How can hypnotherapy positively influence your eating habits?
This weekend, I took my children to a horse show. If you’re not familiar with horse shows in the same way I am – it’s a lot of stalls selling expensive horse accessories, with a glimpse of a horse every now and then. I believe if your perspective is slightly different to my children's, you might seat yourself by the arena to watch the horses and ignore the shops. If you’re like me and prefer natural horsemanship, you probably wouldn’t go at all. However, it was my youngest daughter’s birthday, and she wanted to spend her fortunes on pony paraphernalia, so off we toddled.
I delighted in the many stalls offering free sweets in exchange for my name and email address. It didn’t help me follow the “I quit sugar” lifestyle, which I realise only now I began when the same daughter was born – 10 years ago exactly. Quitting sugar for two years did reduce my sugar intake enough that I feel comfortable being more flexible about it now. However, I’m not sure I needed as many chewy sweets I ate this weekend.
My point is this – everywhere we go there is temptation. I remember when I took the car for an MOT and walked out with candy canes. Fair enough, it was December, but still. If you want to make healthy food choices, you need to remain committed every day. Much like recovery from addiction, it takes effort and conscious thought. Hypnotherapy is not the quick fix, brain rewiring that some people believe it is. However, it can help make conscious eating easier.
Understanding eating habits
Consuming food is not necessarily the ritual it once was. Our ancestors gathered, prepared, and ate food with intention, often as part of a communal activity that connected them to the seasons, their environment, and each other. Today, however, many of us eat on the go, distracted, quickly and without thought.
We’ve forgotten our hunger cues and take in food, because the clock says we should, for fear we may feel hungry later if we don’t or in response to emotion. No one has the hours it takes to prepare good quality nutritious food, so we feel the only option is to grab something quick and easy. The human body lacks nutrition, and we’re losing the ability to intuitively know what we need and when we need it. Eating in response to emotion is fuel to an unhealthy habit, rather than energy for life.
What is hypnotherapy?
Hypnotherapy is a talking therapy that uses hypnosis to enhance a therapeutic modality. Hypnosis alone is a focused state of mind that science hasn’t yet fully understood. Research shows changes in brain activity in areas related to attention and emotional regulation. When someone is in hypnosis, they have a greater internal focus and get less distracted by the external. The mind opens to suggestion, but rather than the hypnotist having control, it becomes easier to think differently, feel open to new behaviours and notice emotional reactions.

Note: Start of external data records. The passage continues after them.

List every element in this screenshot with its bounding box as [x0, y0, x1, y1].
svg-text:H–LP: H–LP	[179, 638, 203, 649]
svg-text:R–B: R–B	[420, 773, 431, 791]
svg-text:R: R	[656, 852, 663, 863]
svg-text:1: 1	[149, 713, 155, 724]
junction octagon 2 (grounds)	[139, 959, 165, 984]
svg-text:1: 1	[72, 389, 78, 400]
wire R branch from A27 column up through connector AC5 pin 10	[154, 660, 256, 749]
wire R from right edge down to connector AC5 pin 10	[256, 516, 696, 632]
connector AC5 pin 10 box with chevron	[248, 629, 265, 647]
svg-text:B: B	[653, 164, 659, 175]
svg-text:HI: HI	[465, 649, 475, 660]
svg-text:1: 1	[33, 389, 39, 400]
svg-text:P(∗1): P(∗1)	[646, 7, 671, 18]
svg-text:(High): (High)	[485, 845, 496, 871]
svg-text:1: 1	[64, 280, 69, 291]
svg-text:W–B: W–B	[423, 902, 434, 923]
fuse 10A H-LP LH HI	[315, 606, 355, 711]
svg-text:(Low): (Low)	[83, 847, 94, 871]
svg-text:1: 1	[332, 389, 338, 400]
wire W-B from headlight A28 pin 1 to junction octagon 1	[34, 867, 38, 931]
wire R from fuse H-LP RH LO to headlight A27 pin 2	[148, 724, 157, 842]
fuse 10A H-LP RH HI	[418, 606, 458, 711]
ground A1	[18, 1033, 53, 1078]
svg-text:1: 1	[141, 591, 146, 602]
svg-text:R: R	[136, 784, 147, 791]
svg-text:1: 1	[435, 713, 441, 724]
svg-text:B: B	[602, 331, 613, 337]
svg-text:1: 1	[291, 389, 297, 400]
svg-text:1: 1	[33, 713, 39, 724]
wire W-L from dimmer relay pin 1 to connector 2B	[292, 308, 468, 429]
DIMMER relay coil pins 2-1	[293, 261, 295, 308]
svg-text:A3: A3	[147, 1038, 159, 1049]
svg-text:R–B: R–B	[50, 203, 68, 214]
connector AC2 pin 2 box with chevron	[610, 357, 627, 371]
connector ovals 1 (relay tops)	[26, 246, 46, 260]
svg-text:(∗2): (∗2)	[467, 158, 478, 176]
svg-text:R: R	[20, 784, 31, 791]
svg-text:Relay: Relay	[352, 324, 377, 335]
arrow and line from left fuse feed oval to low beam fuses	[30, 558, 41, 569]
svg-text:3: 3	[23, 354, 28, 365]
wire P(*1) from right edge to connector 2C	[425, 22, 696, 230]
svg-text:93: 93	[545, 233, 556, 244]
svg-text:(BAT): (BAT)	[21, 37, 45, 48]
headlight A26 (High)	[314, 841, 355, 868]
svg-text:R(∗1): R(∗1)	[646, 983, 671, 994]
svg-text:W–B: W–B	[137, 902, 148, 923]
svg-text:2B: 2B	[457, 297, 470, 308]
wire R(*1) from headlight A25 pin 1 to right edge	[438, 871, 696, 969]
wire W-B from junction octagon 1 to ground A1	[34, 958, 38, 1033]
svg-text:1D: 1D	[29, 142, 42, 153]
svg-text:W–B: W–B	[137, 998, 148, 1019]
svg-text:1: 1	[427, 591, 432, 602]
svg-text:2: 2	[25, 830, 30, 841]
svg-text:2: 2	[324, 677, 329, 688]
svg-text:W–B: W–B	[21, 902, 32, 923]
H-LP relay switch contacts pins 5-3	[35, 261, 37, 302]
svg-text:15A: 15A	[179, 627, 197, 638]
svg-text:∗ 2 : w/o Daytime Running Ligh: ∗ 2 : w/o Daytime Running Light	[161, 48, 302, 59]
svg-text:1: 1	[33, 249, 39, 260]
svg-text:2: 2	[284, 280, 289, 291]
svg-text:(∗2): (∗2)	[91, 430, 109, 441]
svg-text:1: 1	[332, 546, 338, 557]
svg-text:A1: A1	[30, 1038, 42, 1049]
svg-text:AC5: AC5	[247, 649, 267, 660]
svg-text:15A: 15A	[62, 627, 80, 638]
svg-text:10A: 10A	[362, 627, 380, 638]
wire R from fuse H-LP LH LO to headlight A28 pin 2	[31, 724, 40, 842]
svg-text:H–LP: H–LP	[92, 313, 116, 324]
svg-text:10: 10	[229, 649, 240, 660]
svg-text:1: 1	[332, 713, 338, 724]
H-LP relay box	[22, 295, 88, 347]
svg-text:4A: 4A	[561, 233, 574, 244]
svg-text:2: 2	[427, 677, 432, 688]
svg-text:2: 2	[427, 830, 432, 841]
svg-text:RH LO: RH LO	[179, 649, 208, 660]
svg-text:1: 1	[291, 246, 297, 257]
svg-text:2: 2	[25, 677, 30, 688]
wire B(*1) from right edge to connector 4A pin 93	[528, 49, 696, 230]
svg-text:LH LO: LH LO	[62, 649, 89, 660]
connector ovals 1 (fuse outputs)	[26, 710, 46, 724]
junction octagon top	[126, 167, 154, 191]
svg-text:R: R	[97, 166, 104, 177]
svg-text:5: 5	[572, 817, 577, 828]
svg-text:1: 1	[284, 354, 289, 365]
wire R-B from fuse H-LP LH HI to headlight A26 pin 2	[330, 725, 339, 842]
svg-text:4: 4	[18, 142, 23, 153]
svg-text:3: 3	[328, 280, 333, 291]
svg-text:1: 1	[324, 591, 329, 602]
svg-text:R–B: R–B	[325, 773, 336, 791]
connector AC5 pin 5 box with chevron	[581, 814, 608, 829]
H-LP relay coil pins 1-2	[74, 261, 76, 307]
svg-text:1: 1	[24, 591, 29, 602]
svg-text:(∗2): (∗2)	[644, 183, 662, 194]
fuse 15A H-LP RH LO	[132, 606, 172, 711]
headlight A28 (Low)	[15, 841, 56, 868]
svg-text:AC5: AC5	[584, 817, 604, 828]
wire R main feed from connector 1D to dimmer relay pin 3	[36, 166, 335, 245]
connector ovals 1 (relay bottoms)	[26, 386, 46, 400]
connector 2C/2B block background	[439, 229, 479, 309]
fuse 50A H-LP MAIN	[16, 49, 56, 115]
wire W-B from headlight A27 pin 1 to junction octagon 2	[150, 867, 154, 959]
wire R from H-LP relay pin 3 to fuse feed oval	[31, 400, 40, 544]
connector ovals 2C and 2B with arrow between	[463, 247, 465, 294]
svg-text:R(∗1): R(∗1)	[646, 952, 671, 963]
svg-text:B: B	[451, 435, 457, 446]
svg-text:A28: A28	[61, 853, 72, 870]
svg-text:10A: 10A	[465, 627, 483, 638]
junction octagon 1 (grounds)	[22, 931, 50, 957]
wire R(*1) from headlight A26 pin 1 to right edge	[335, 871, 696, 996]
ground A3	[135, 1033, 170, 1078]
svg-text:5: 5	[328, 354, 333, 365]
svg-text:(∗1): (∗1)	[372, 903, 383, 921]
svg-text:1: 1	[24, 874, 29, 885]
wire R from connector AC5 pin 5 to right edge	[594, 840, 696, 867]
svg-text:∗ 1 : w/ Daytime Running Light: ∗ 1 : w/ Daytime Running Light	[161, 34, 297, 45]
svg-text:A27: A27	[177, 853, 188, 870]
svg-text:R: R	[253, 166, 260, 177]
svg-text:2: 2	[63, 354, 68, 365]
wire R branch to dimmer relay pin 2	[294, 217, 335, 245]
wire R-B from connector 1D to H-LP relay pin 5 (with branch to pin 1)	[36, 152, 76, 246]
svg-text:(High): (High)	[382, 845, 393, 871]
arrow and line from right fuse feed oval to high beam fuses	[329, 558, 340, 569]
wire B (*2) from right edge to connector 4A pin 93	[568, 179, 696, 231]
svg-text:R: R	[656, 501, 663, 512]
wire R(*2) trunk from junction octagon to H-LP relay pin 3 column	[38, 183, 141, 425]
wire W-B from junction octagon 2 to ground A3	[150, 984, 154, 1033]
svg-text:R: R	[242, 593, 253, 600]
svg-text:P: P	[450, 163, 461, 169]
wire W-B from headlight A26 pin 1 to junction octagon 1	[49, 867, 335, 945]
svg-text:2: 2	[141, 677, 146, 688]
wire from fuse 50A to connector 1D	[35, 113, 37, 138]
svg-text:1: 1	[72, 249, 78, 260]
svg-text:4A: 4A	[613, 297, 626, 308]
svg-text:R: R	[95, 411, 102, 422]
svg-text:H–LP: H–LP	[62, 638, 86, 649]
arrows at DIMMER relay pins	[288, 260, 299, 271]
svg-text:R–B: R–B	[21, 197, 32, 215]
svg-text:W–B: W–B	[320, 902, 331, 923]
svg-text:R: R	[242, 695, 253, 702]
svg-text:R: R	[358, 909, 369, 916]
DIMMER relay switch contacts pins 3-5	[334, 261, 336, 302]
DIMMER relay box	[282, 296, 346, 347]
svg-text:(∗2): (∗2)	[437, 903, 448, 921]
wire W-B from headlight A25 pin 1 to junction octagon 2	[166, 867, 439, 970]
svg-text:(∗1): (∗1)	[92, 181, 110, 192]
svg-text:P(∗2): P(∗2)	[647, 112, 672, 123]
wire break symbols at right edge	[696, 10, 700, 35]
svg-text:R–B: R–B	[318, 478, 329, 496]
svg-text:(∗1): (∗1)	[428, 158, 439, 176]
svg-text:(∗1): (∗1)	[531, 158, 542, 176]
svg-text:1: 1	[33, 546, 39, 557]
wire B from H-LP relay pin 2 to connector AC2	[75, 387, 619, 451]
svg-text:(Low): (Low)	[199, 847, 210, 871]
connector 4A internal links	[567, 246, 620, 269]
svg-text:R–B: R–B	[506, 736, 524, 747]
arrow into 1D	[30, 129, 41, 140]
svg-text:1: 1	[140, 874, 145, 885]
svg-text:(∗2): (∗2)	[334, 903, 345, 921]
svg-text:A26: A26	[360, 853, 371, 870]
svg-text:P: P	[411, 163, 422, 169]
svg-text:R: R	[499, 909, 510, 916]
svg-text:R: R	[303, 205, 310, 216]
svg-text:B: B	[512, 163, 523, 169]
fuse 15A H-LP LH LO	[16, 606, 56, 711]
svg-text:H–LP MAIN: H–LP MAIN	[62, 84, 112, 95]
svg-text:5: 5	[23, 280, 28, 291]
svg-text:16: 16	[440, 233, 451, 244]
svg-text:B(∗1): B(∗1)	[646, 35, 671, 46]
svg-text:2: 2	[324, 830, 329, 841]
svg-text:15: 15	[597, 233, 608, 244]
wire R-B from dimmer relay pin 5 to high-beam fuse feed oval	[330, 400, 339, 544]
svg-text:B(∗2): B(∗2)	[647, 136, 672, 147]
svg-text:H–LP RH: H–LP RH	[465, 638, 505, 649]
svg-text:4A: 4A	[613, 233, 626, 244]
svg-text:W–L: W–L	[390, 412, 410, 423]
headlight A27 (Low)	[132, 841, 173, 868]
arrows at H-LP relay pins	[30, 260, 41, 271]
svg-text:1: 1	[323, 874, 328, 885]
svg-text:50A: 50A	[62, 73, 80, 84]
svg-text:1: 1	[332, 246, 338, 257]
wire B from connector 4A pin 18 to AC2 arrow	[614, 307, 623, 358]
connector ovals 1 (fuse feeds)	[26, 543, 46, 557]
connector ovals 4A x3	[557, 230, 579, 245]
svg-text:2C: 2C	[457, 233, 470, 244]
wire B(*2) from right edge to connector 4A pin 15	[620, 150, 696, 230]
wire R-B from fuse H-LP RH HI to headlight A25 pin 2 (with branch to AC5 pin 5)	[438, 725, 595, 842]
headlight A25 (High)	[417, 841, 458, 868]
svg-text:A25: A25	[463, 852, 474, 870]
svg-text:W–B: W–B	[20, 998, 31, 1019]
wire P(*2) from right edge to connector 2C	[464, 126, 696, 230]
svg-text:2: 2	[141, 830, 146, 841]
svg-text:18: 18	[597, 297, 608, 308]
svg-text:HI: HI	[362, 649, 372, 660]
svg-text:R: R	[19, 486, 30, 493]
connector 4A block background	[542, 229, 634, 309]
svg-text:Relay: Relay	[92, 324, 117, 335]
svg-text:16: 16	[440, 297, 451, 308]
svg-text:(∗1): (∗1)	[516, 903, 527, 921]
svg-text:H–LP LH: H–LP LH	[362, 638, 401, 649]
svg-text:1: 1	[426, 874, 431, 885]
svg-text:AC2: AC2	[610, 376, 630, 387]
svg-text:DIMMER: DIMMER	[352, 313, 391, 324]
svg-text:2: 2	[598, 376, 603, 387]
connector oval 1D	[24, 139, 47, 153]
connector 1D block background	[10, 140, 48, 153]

How hypnotherapy influences eating habits
While the suggestion aspect of hypnosis and hypnotherapy can help you change your eating habits, I do not advocate this as the solution. You are an active participant in your therapy, and lasting change requires self-awareness, commitment, and willingness to engage in the process. Hypnotherapy provides the tools and guidance to reframe your relationship with food, but your conscious choices and effort are what sustain those changes in the long run.
Hypnotherapy sessions can help you improve your self-awareness and take ownership of the choices you make. The sessions will help you understand how your mind works best, so you can create a plan for the nutritional changes you’d like to make. Hypnotherapy can help you find healthier ways to manage your emotions.
If your hypnotherapist has experience with mindfulness, they’ll be able to help you learn how to sit back and notice your emotions and reactions with curiosity. When you do this, you can more easily preempt emotions and manage your reactions, while bringing back the ritual of eating food with intention.